Car lot tax should have been based on highest use of land, experts say

From the Press of AC October 7, 2018

OCEAN CITY — If two independent appraisals are correct in valuing a former car lot next to the Community Center at $8.3 million to $9 million, the tax assessment on the property should have gone up substantially in 2014, according to real estate experts.

That’s when the city last did a reassessment on the property and others in the neighborhood. It was the year after City Council voted in June 2013 to change the zoning to allow high-density coastal cottages to be built there, increasing its value.

City Council recently voted to bond $8.45 million to buy the 1.86-acre property for $9 million, causing an outcry from some in the community who feel the city is paying too much to owner Klause Enterprises.

City spokesman Doug Bergen said last month the city was required under state law to assess the Klause property for its current use as a car lot rather than at its highest value use for high-density housing.

Recently he clarified that assessments are supposed to be based on market value of the land under its highest allowed use, after being questioned by The Press.

Attorney Bill Thompson, of Callaghan, Thompson & Thompson attorneys in Atlantic City, said assessments are supposed to reflect highest and best use of the land.

“When we go in and do appeals and try to argue a value is lower, the attorneys representing a city always say it needs to be based on the highest and best use,” Thompson said.

Assessments can’t legally be changed on just one property, but generally can only be changed when a municipality does a formal revaluation or reassessment, Thompson said.

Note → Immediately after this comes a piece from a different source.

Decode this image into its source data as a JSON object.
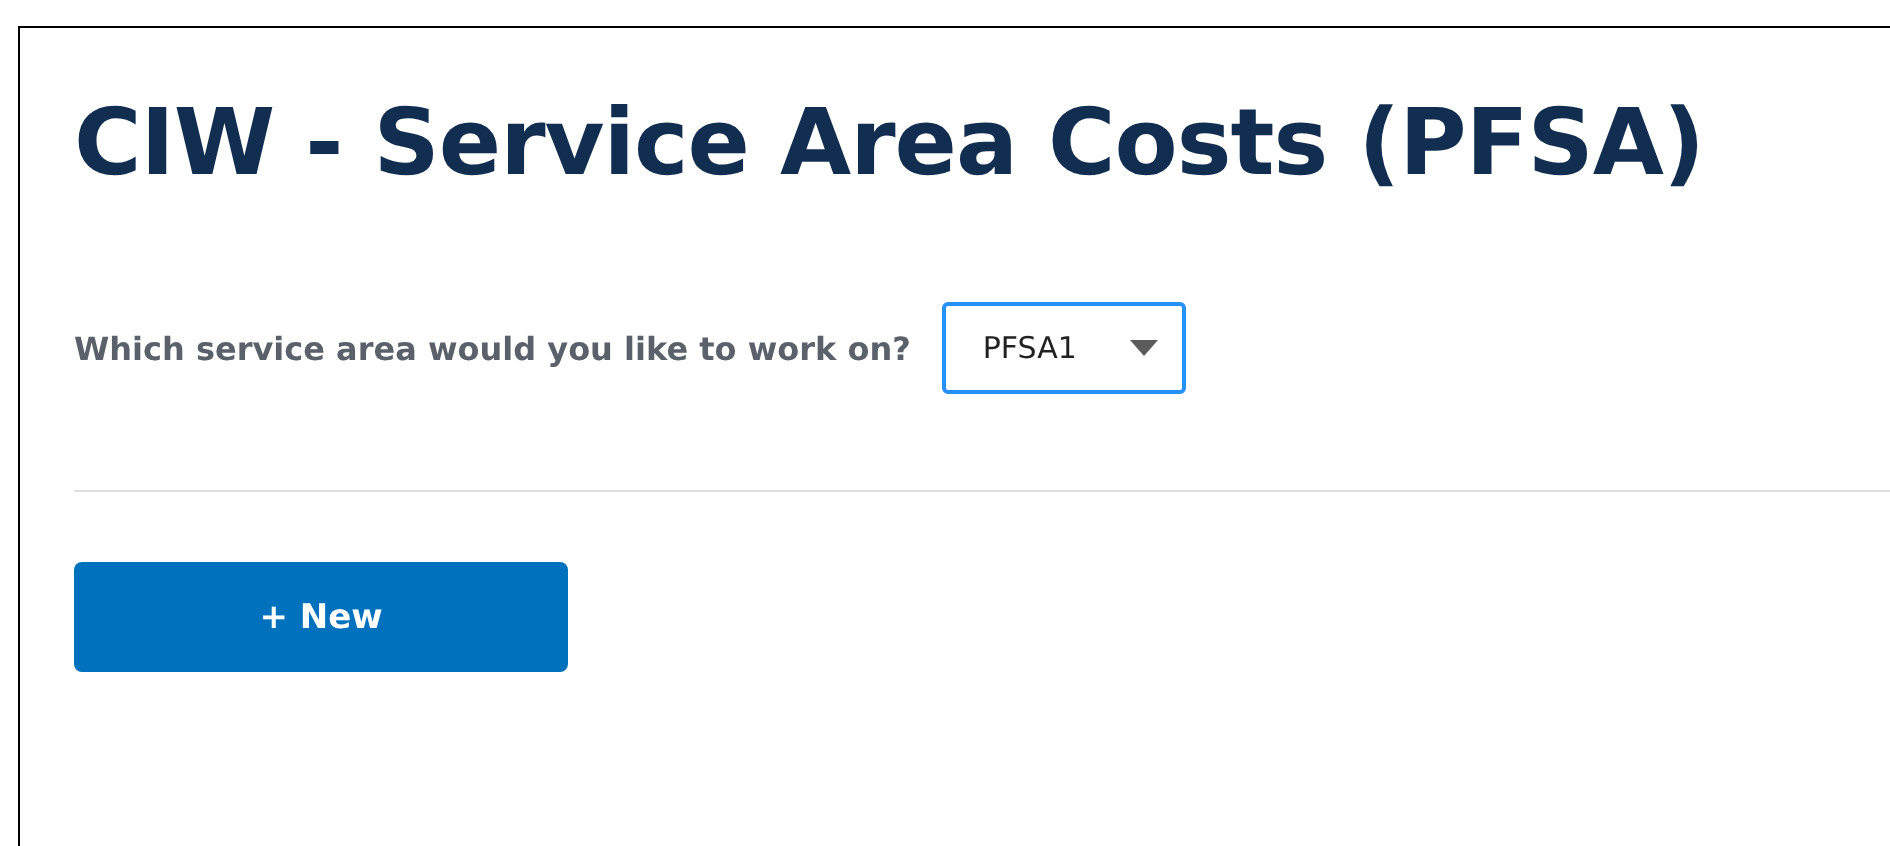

The land, however, remained valued at about $3 million, even after the city’s 2014 reassessment of that neighborhood, said tax assessor Joseph Elliott. It was the same amount it had been valued at before the cottages were allowed there, and it was a business zone, he said.

By law assessments are made on the value on Oct. 1 of the year before the assessment, Elliott said.

So for the Klause property it would have been the value as of Oct. 1, 2013.

Bergen said the zoning ordinance took effect 20 days after the adoption in June, well within the time frame to be taken into consideration for the reassessment.

Klause Enterprises has paid about $25,000 a year in taxes rather than the $50,000 to $75,000 a year it would have paid had the land been valued between $6 million and $9 million.

All total value assessments in Ocean City consider the principle of highest and best use of the property, wrote Elliott in an email.

He called highest and best use as the reasonable, probable and legal use of vacant land or an improved property, which is physically possible, appropriately supported, financially feasible and results in the highest value.

And he said in a phone interview he believes the 1.86 acre Klause Enterprises property (made up of three lots used as one) next to the Community Center is properly assessed at $3,097,800.

“I haven’t seen the appraisals — I don’t know what they used for hypothetical conditions,” said Elliott. “I’m not doing that as tax assessor. In my opinion, I believe the assessment was correct and continues to be correct since it can’t change once established.”

The zoning ordinance was again changed in 2016 to disallow new coastal cottage construction in the city, Elliott said. But if the assessment had been increased in 2014, it would not have been assessed back down to reflect the 2016 change, Elliott said. That’s because no area-wide reassessment was done.

Klause Enterprises and partners sued the city over the 2016 change in zoning, and a Superior Court judge sent their application to build 44 cottages on the block back to the planning board for consideration.

Now, John Flood, of Palmer Center LLC, a partner who dropped out of the deal and took his land with him, says the court decision does not apply to an application made in June by Klause and another partner to develop the cottages.

The application was made a month after Klause Enterprises signed a contract to sell the land to the city.

Harry Klause, a partner in Klause Enterprises, said in a phone interview the court decision does cover the updated application, and that it is an amended application not a new one.

Bergen did not respond to a request for information on whether the application was an amendment or a new application.

A citizens’ group, Fairness In Taxes, has started a petition drive to stop the bonding from going forward. Representatives have said they want the purchase to happen but don’t feel $9 million is a fair price.

The city has said Klause Enterprises approached it with the offer to sell, but would not negotiate on the price.

The Klause brothers have said the brothers will move ahead with developing the land if the group gets enough signatures to force a referendum vote.